Steps to Christ
by Ellen G. White
Chapter 4: Confession
If you have offended someone, you are to
acknowledge your wrong, and it is his duty
freely to forgive you. Then seek the forgiveness
of God, because in injuring the brother you
sinned against his Creator and Redeemer.
Review and Herald Publ. Assoc.
"He that covereth his sins shall not prosper:
but whoso confesseth and forsaketh them shall
have mercy." Proverbs 28:13.
The conditions of obtaining mercy of God are
simple and just and reasonable. The Lord does not
require us to do some grievous thing in order that
we may have the forgiveness of sin. We need not
make long and wearisome pilgrimages, or perform
painful penances, to commend our souls to the God
of heaven or to expiate our transgression; but he that
confesseth and forsaketh his sin shall have mercy.
The apostle says, "Confess your faults one to
another, and pray one for another, that ye may be
healed." James 5:16. Confess your sins to God, who
only can forgive them, and your faults to one another.
If you have given offense to your friend or neighbor,
you are to acknowledge your wrong, and it is his
duty freely to forgive you. Then you are to seek
the forgiveness of God, because the brother you have
wounded is the property of God, and in injuring him
you sinned against his Creator and Redeemer. The
case is brought before the only true Mediator, our
great High Priest, who "was in all points tempted
like as we are, yet without sin," and who is "touched
with the feeling of our infirmities," and is able to
cleanse from every stain of iniquity. Hebrews 4:15.

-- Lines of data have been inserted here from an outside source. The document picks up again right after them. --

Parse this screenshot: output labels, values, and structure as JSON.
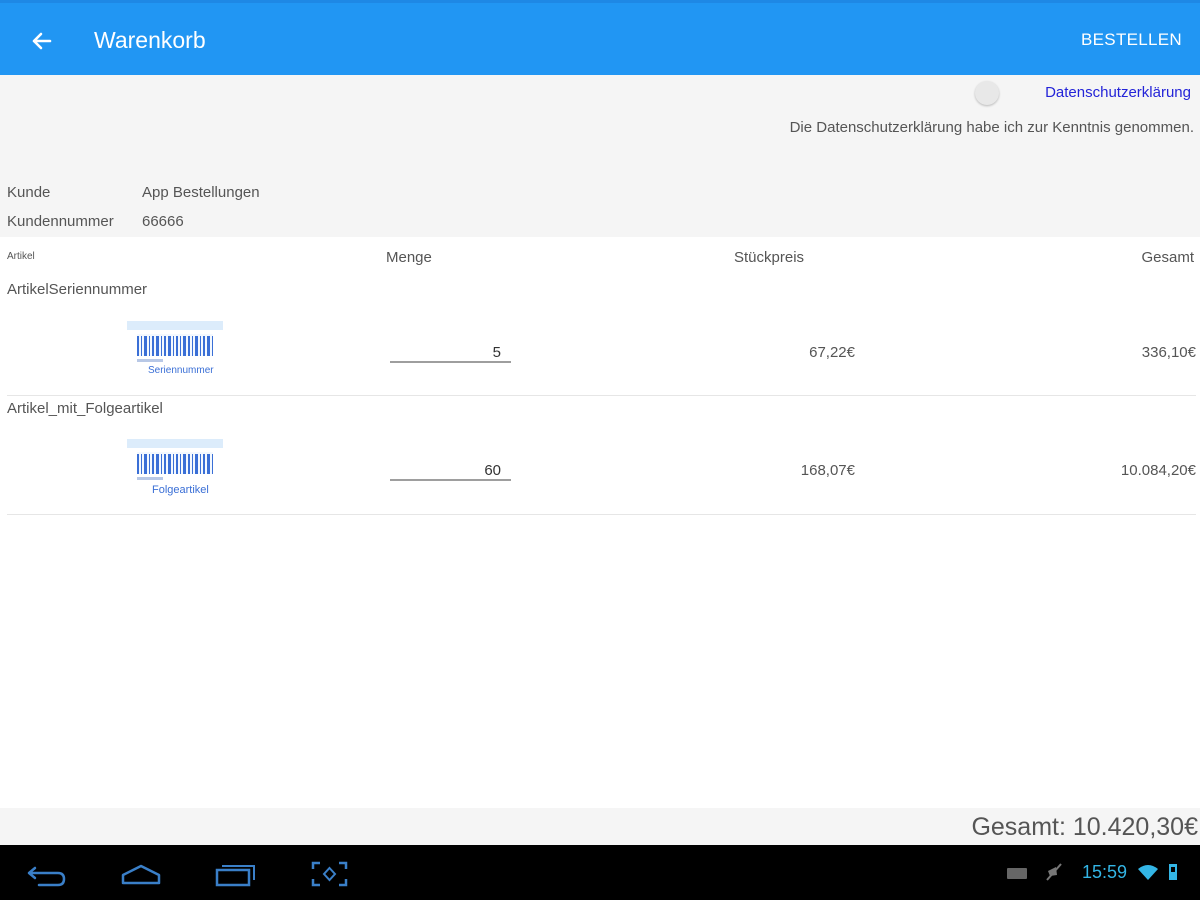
{
  "header": {
    "title": "Warenkorb",
    "order_label": "BESTELLEN",
    "back_icon": "arrow-left-icon"
  },
  "privacy": {
    "link_label": "Datenschutzerklärung",
    "note": "Die Datenschutzerklärung habe ich zur Kenntnis genommen.",
    "accepted": false
  },
  "customer": {
    "name_label": "Kunde",
    "name_value": "App Bestellungen",
    "number_label": "Kundennummer",
    "number_value": "66666"
  },
  "table": {
    "headers": {
      "article": "Artikel",
      "quantity": "Menge",
      "unit_price": "Stückpreis",
      "total": "Gesamt"
    },
    "rows": [
      {
        "name": "ArtikelSeriennummer",
        "image_caption": "Seriennummer",
        "quantity": "5",
        "unit_price": "67,22€",
        "total": "336,10€"
      },
      {
        "name": "Artikel_mit_Folgeartikel",
        "image_caption": "Folgeartikel",
        "quantity": "60",
        "unit_price": "168,07€",
        "total": "10.084,20€"
      }
    ]
  },
  "footer": {
    "grand_total": "Gesamt: 10.420,30€"
  },
  "system_bar": {
    "time": "15:59",
    "nav_icons": [
      "back-icon",
      "home-icon",
      "recent-apps-icon",
      "screenshot-icon"
    ],
    "status_icons": [
      "keyboard-icon",
      "mute-icon",
      "wifi-icon",
      "signal-icon"
    ]
  },
  "colors": {
    "primary": "#2196f3",
    "link": "#2424d8",
    "clock": "#33b5e5",
    "barcode": "#3a6fd6"
  }
}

Those who have not humbled their souls before
God in acknowledging their guilt, have not yet [p. 38] fulfilled the first condition of acceptance. If we have
not experienced that repentance which is not to be
repented of, and have not with true humiliation of
soul and brokenness of spirit confessed our sins,
abhorring our iniquity, we have never truly sought for
the forgiveness of sin; and if we have never sought,
we have never found the peace of God. The only
reason why we do not have remission of sins that are
past is that we are not willing to humble our hearts
and comply with the conditions of the word of truth.
Explicit instruction is given concerning this matter.
Confession of sin, whether public or private, should
be heartfelt and freely expressed. It is not to be
urged from the sinner. It is not to be made in a
flippant and careless way, or forced from those who
have no realizing sense of the abhorrent character of
sin. The confession that is the outpouring of the
inmost soul finds its way to the God of infinite pity.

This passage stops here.